🤖 AI Summary
Existing LLM code evaluation methodologies rely excessively on synthetic benchmarks and neglect real-world development practices. Method: We propose the first developer-empirical evaluation framework, featuring a unified, automated platform for multi-model integration and execution validation, complemented by a mixed-methods survey across 60 software practitioners from 11 countries. Contribution/Results: Our systematic assessment quantifies LLM-generated code across functionality, syntactic correctness, and engineering practicality. We identify critical capability gaps—including API invocation, contextual modeling, and error recovery—and establish empirically grounded mappings between model capabilities and engineering deployability. The findings provide actionable, evidence-based guidance for LLM selection, prompt engineering optimization, and IDE/toolchain integration in industrial settings.
📝 Abstract
Large Language Models (LLMs) have emerged as coding assistants, capable of generating source code from natural language prompts.

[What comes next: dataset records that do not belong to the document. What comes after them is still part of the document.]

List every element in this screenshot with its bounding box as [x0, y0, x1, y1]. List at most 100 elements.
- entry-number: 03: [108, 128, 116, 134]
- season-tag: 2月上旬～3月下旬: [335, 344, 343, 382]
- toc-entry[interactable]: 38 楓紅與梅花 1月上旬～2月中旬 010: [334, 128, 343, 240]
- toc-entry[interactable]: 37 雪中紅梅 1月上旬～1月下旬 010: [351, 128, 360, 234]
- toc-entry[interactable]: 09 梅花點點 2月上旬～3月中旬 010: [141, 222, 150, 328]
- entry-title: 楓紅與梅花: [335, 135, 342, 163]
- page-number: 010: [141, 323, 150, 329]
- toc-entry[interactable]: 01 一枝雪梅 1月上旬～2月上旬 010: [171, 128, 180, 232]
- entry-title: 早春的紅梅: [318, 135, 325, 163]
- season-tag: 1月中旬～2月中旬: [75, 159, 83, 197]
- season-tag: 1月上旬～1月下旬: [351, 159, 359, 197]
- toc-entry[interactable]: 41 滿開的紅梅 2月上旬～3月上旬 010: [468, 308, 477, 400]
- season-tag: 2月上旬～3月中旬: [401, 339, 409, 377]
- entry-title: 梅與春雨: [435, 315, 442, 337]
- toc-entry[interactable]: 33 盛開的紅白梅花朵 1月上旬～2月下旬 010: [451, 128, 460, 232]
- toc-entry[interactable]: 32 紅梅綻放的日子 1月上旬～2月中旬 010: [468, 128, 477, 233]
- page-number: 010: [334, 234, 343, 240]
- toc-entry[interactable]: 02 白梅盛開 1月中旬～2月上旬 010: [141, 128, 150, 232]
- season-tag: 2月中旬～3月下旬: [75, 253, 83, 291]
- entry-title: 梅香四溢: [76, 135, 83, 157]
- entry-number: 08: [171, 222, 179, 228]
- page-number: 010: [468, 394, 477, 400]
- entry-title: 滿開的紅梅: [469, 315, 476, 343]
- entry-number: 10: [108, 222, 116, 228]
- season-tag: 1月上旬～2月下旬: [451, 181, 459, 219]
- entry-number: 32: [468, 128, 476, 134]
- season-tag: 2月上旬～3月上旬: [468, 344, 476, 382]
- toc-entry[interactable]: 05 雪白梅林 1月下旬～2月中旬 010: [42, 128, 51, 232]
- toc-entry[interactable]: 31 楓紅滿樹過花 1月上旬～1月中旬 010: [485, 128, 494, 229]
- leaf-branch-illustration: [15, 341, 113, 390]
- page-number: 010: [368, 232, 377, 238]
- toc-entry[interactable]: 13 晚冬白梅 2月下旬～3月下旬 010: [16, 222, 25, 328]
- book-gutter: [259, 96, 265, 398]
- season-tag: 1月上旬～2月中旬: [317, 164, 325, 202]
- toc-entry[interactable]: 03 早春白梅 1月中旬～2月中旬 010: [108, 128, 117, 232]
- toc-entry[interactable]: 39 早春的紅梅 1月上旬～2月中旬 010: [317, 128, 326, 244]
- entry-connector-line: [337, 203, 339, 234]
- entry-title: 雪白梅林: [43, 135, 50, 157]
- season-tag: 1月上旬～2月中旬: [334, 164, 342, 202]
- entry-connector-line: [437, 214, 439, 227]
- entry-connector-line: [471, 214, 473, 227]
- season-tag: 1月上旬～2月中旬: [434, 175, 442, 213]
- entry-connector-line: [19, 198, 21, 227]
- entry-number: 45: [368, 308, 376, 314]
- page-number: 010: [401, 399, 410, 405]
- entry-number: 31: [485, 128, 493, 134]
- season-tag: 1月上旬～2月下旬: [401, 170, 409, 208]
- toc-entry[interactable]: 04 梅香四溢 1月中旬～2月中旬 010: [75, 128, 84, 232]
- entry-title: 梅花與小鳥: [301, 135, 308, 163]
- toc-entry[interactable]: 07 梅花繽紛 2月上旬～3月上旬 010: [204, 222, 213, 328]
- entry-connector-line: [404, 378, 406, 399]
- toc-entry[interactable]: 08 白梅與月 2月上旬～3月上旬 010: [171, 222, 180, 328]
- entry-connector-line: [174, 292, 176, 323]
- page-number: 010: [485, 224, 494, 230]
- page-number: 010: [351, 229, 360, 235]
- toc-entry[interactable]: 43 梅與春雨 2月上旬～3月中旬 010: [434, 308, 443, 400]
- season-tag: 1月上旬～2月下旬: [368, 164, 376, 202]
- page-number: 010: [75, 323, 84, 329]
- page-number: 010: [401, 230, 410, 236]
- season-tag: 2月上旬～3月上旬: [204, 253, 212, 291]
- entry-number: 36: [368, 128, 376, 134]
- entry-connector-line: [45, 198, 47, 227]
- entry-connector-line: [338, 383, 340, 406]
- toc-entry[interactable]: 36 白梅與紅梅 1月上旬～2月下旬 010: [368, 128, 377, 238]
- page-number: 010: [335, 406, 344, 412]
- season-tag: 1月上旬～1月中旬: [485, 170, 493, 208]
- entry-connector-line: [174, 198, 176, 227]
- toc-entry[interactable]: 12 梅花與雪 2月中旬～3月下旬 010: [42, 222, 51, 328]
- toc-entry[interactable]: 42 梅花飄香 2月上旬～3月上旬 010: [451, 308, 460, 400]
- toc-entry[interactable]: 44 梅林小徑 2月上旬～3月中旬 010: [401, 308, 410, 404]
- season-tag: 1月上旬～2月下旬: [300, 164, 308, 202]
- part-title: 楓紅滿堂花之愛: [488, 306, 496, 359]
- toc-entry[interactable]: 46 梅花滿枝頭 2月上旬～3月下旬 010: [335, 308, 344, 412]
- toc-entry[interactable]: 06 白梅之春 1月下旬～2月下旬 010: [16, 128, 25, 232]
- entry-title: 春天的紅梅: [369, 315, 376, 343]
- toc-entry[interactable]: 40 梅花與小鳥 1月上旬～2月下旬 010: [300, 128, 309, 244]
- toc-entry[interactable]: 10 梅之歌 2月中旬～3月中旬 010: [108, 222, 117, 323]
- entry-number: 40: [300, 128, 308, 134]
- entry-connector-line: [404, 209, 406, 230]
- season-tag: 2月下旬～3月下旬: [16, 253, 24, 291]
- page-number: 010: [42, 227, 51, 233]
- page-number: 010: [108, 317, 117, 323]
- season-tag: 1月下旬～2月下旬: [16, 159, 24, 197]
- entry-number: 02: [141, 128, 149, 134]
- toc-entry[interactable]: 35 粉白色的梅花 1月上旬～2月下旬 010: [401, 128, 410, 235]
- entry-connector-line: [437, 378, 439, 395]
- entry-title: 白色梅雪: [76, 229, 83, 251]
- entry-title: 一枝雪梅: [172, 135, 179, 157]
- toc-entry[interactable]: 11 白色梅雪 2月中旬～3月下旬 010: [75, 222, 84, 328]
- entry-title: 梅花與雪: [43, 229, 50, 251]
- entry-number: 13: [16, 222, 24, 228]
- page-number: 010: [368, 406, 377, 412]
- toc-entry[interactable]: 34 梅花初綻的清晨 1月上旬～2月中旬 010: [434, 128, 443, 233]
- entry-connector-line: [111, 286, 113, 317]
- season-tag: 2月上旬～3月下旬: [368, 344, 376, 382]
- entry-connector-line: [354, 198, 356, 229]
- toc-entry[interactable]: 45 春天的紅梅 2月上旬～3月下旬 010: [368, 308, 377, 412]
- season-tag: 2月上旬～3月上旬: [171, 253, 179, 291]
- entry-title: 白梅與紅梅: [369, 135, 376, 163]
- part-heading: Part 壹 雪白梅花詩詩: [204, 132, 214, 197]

With the increasing adoption of LLMs in software development, academic research and industry based projects are developing various tools, benchmarks, and metrics to evaluate the effectiveness of LLM-generated code. However, there is a lack of solutions evaluated through empirically grounded methods that incorporate practitioners perspectives to assess functionality, syntax, and accuracy in real world applications. To address this gap, we propose and develop a multi-model unified platform to generate and execute code based on natural language prompts. We conducted a survey with 60 software practitioners from 11 countries across four continents working in diverse professional roles and domains to evaluate the usability, performance, strengths, and limitations of each model. The results present practitioners feedback and insights into the use of LLMs in software development, including their strengths and weaknesses, key aspects overlooked by benchmarks and metrics, and a broader understanding of their practical applicability. These findings can help researchers and practitioners make informed decisions for systematically selecting and using LLMs in software development projects. Future research will focus on integrating more diverse models into the proposed system, incorporating additional case studies, and conducting developer interviews for deeper empirical insights into LLM-driven software development.